Actually, for someone still protesting indecision, though, there was pretty clear indication that he’s already begun to move forward with life after competitive hockey.
He knows. He just has to come to terms with it.
“I will be honest, I am leaning toward retirement. Right now that’s where I’m headed. Honestly, they just said take the weekend, figure out what you want to do.’’
He’s 39. One start in the past 28 games, none in 16. It’s time.
“We have a good group of guys here. Never once have they made me feel like an outsider, like not a part of the team. I think it starts with Jarome (Iginla). Everyone has treated me really, really well.’’
Wednesday at noon, when 29 other teams passed on his services, Craig Conroy’s career as an active player for all intents and purposes ended.
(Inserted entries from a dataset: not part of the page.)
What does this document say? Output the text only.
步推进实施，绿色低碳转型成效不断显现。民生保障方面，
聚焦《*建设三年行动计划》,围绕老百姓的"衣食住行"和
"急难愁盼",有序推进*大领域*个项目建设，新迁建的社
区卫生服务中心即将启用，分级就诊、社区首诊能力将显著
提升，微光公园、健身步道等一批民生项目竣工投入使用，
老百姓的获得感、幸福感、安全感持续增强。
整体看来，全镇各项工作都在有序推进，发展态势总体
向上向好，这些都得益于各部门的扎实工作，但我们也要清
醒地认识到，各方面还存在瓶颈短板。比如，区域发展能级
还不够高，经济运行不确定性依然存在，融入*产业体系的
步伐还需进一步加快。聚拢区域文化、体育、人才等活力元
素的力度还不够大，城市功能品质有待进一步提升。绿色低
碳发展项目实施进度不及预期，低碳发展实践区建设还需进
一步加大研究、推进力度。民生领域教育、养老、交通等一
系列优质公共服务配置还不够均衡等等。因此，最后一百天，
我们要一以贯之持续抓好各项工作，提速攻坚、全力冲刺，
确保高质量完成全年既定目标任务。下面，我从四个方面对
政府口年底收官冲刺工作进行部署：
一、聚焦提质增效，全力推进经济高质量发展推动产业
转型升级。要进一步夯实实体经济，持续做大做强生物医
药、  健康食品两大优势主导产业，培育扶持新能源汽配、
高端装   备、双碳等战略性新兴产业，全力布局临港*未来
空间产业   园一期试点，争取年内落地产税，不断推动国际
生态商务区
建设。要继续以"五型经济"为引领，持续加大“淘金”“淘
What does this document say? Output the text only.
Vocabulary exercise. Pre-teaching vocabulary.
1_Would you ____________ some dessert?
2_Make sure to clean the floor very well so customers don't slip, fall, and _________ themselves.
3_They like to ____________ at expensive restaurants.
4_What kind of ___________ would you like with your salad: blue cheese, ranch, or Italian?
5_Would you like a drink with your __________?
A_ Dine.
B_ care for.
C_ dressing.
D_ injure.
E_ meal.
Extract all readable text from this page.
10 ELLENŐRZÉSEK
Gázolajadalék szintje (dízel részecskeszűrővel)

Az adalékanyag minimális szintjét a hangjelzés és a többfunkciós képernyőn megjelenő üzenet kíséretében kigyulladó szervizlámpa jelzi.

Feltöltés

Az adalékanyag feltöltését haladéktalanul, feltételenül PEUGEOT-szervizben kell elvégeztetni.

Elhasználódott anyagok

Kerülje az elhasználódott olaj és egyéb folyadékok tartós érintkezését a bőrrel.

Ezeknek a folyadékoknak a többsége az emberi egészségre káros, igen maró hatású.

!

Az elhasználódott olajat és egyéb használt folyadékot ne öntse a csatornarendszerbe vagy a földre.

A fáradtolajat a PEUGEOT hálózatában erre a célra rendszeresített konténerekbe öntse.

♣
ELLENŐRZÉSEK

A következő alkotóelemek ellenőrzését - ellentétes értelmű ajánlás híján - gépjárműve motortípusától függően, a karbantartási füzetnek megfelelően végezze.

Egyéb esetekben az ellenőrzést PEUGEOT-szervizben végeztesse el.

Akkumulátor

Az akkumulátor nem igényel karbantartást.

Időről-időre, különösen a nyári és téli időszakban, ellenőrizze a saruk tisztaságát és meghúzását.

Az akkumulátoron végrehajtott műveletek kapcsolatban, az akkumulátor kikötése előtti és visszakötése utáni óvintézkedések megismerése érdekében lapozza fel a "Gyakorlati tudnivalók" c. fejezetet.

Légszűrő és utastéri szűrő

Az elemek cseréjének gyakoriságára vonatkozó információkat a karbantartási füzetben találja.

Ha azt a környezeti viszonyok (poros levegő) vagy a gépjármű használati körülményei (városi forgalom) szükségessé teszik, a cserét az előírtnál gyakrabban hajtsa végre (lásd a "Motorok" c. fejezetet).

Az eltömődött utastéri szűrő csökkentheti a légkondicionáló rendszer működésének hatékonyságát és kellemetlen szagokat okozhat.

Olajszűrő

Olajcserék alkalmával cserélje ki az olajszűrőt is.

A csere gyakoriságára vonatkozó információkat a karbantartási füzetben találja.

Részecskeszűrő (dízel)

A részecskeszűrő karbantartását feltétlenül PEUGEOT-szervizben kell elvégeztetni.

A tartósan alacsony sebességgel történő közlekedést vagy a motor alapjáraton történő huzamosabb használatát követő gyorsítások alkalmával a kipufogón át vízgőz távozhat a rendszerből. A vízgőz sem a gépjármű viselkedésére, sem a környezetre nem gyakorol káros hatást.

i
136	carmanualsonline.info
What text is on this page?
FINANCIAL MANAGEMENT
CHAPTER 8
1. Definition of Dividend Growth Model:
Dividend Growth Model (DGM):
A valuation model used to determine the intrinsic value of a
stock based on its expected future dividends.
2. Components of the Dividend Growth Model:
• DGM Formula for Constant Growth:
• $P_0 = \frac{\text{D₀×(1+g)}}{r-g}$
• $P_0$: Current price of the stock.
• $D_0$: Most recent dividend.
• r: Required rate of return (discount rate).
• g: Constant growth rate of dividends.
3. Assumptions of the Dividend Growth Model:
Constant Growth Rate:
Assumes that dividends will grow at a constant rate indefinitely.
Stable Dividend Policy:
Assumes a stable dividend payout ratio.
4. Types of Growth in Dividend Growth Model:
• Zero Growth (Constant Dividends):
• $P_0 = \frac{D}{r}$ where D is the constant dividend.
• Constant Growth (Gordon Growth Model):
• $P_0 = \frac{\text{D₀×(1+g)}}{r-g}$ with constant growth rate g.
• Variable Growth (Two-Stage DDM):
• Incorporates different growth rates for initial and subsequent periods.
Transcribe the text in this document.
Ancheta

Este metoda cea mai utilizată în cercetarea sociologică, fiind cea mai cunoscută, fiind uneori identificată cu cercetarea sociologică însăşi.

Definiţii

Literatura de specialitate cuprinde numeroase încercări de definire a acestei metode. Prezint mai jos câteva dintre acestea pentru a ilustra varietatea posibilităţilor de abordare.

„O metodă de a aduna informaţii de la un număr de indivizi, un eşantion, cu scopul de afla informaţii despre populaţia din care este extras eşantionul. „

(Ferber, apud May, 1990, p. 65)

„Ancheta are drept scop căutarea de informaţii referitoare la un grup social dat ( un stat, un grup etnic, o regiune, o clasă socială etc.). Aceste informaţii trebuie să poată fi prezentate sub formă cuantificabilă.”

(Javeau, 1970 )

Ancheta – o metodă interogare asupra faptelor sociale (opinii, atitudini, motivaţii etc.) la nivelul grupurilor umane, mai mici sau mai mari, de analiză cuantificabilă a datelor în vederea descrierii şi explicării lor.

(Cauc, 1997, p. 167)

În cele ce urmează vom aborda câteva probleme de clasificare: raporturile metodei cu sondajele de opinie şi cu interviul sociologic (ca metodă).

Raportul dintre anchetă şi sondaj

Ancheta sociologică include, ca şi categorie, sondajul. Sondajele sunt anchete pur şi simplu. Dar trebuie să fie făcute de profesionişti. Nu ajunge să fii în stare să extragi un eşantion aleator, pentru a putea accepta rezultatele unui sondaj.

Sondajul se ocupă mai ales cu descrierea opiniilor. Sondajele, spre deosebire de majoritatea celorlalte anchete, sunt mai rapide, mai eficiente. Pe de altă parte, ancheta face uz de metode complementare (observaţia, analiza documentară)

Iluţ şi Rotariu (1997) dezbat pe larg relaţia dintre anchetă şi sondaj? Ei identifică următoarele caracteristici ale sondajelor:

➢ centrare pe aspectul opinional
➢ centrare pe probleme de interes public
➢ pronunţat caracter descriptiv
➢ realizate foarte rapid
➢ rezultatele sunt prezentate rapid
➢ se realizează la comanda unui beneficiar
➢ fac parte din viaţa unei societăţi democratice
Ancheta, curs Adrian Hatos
“It was easy to come (to the rink) every day,’’ he said of these past few months of inactivity. “Maybe some days I’d leave disappointed because I wasn’t in. Especially when you’re losing. But you’re playing hockey, you’re with the guys. That’s going to be the hard part. I’ve talked to most of them the last few days, and you’re not going to be in that lockerroom anymore. “That’s a little difficult.’’ What’s next? A gig in television commentary? He’s certainly got the patter, if not the poison. Acting GM Jay Feaster said there would be a position somewhere in the Calgary Flames’ organization if Conroy wanted it. In fact, he and president Ken King have already initiated talks along those lines. And if the hockey club has a lick of sense, they keep him here.
There’s also the prohibitive long-shot option of heading down to Abbotsford and finishing the season as part of the American Hockey League Heat. Coach Jim Playfair has already spoken to him about the possibility. But on second thought, naw. “Would it kill me to go to the minors?’’ asked Conroy, shrugging. “Could I help them there? Those are the kind of questions I ask myself. I think could help. But is it in my heart? I want to go down for the right reasons. You don’t want to go down there and not be fully invested in what you’re doing.
“There are young guys down there. You don’t want to take their spots. I always said this was going to be my last year, no matter what.’’
He admitted that the 24 hours on waivers left him with mixed emotions. As far back as September, he said that retiring a Flame, being in Calgary, was his only thought.
“The fans here make it easy. I had it great in St. Louis, L.A. was good, too. Everywhere’s been good. But for whatever reason Calgary really embraced me and my family, in good times and bad. They were always positive and outgoing with me and I just tried to be respectful to them.
“I’ve had a great run in Calgary. It’s been fun. The overwhelming support I’ve gotten, that’s what makes me so emotional. The city. The people. And it hasn’t just been the last few days. It’s been all year.’’
In turn, Conroy has been the consummate professional and the model citizen, indisputably one of the classiest acts to come through here in 30-plus seasons, since the franchise shifted north from Atlanta.
“When my mom says the stuff she hears or reads, what people say, it’s not about the hockey player, it’s about me as a person . . . that’s pretty special. That does mean a lot to me, to my girls. They’re old enough now that they read all the stuff and when it’s all positive, I appreciate that. I can go out with my head held high, doing the best I could and have fun with it.’’ A self-deprecating smile. “Probably some people say ‘I wish he’d shut up a little bit more’ ” No. Lord, no. Never. Conroy, his wife Jessica and three daughters plan to head to Banff for a few days, to relax and most likely mull over a few post-playing possibilities. All that’s left, then, is to file the papers and gather everyone together for one more media mob scene.
“Yeah, I feel bad about that,’’ Conroy stammered again. “I don’t know what to do. Maybe I’ll just have Peter (VP of Communications Hanlon) send out a piece of paper . . .’’
Please don’t. Once more, by all means. No apology necessary. Wouldn’t miss it for the world.